Как и следовало ожидать.
— А респираторы? — хочет знать Филипп и снова получает отрицательное мотание головой.
— Вы случайно не хотите сказать, что пропустили ту серию, в которой капитан бригантины Джеймс Уандин получает на борт в качестве груза гуано? В Южной Америке, на Галапагосских островах, на природе, на морском берегу? Как вы себе думаете, что там у меня на чердаке?..
Но рабочий в шляпе, Штайнвальд, протискивается мимо Филиппа в дом.
— Справимся не хуже, чем в кино, позвольте.
Другой, Атаманов, следует за ним, как бычок на веревочке.
Филипп уверен, таково было первейшее указание Йоханны.
Лица рабочих, после того как они вышли с чердака, Филипп не комментирует, но вниз по лестнице снова идет впереди, и ясно одно: мужчины ничего не имеют против того, чтобы отступиться от инициативы, за которую они опрометчиво ухватились в самонадеянной вере, что справятся с чем угодно. Филипп указывает путь к кухонному столу, и, пока булькающая в кофейной машине вода превращается в пар, а потом снова в жидкость, тот, что постарше, Штайнвальд, тычет указательным пальцем в стол и перечисляет, что еще необходимо, кроме резиновых сапог и респираторов:
— Перчатки, защитные очки и — и — компрессор-очиститель.

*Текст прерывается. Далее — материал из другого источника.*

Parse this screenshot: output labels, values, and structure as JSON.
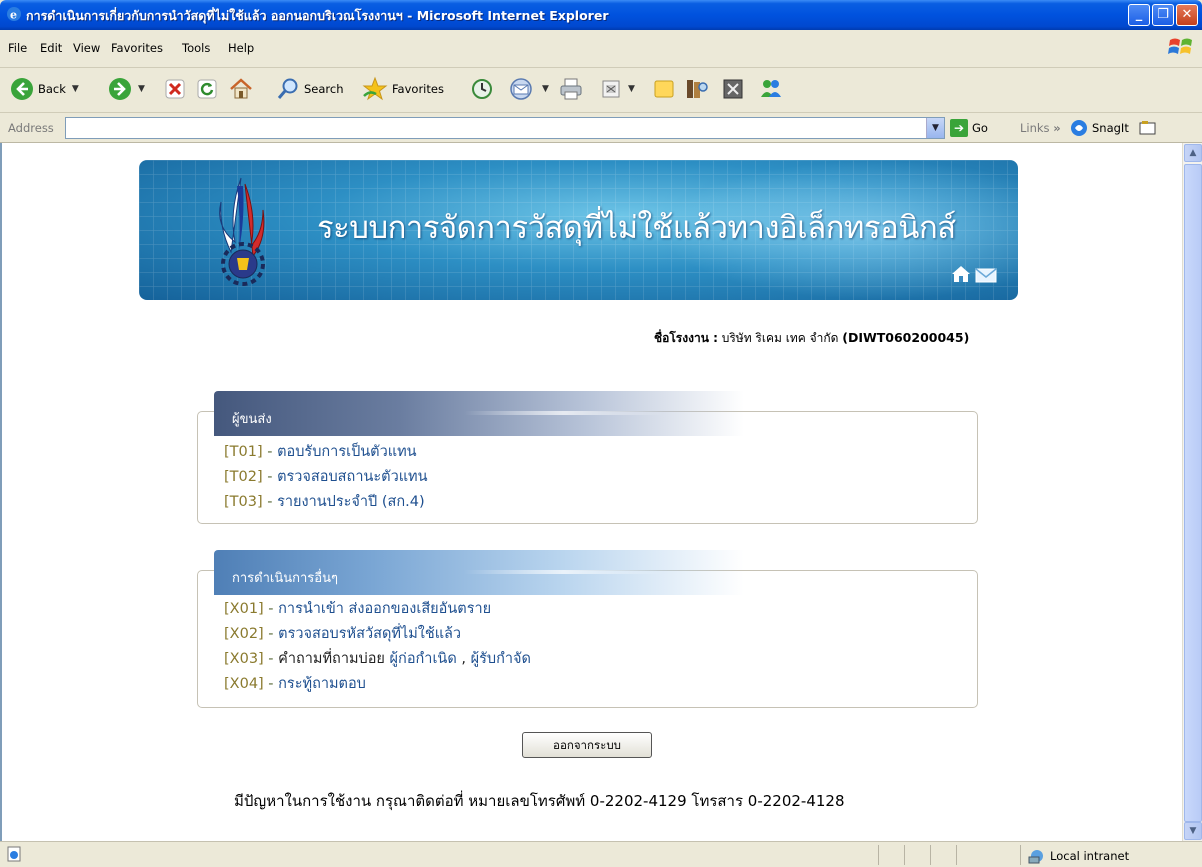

Филипп режет хлеб, открывает холодильник, осматривает его содержимое. Он выставляет все, что есть: хлеб, масло, мед (медосбора 96-го года), свежее молоко. Он тоже садится за стол. Жуя и прихлебывая кофе, он договаривается с рабочими, что они поедут все закупать, а он, Филипп, останется дома, потому что ждет звонка и почтальоншу.
На вопрос, купить ли резиновые сапоги и ему тоже, он отвечает:
— Желтые, сорок второго размера.
— Значит, сорок первого, — поправляет его Штайнвальд все тем же рассудительным, но решительным тоном, так что Филипп предпочитает не возражать. Он настаивает лишь на том, чтобы сапоги были желтые, как когда-то в детстве. Снаружи желтые, а внутри красные.
Он вручает Штайнвальду, который, судя по всему, играет роль босса, все деньги, какие у него есть при себе, и еще столько же достает из чайника, в котором бабушка, несмотря на наличие сейфа, хранила свою заначку. Штайнвальд и Атаманов выходят из дома. Филипп наблюдает из окна, как они смотрят снизу на чердак. Он знает, что самый неприятный из всех мыслимых и немыслимых звуков тот, который издают голубиные коготки, когда они топчутся по отливу окна. И еще всплеск крыльев, когда голуби приземляются. Филипп никогда еще не слышал более мерзких взмахов крыльев.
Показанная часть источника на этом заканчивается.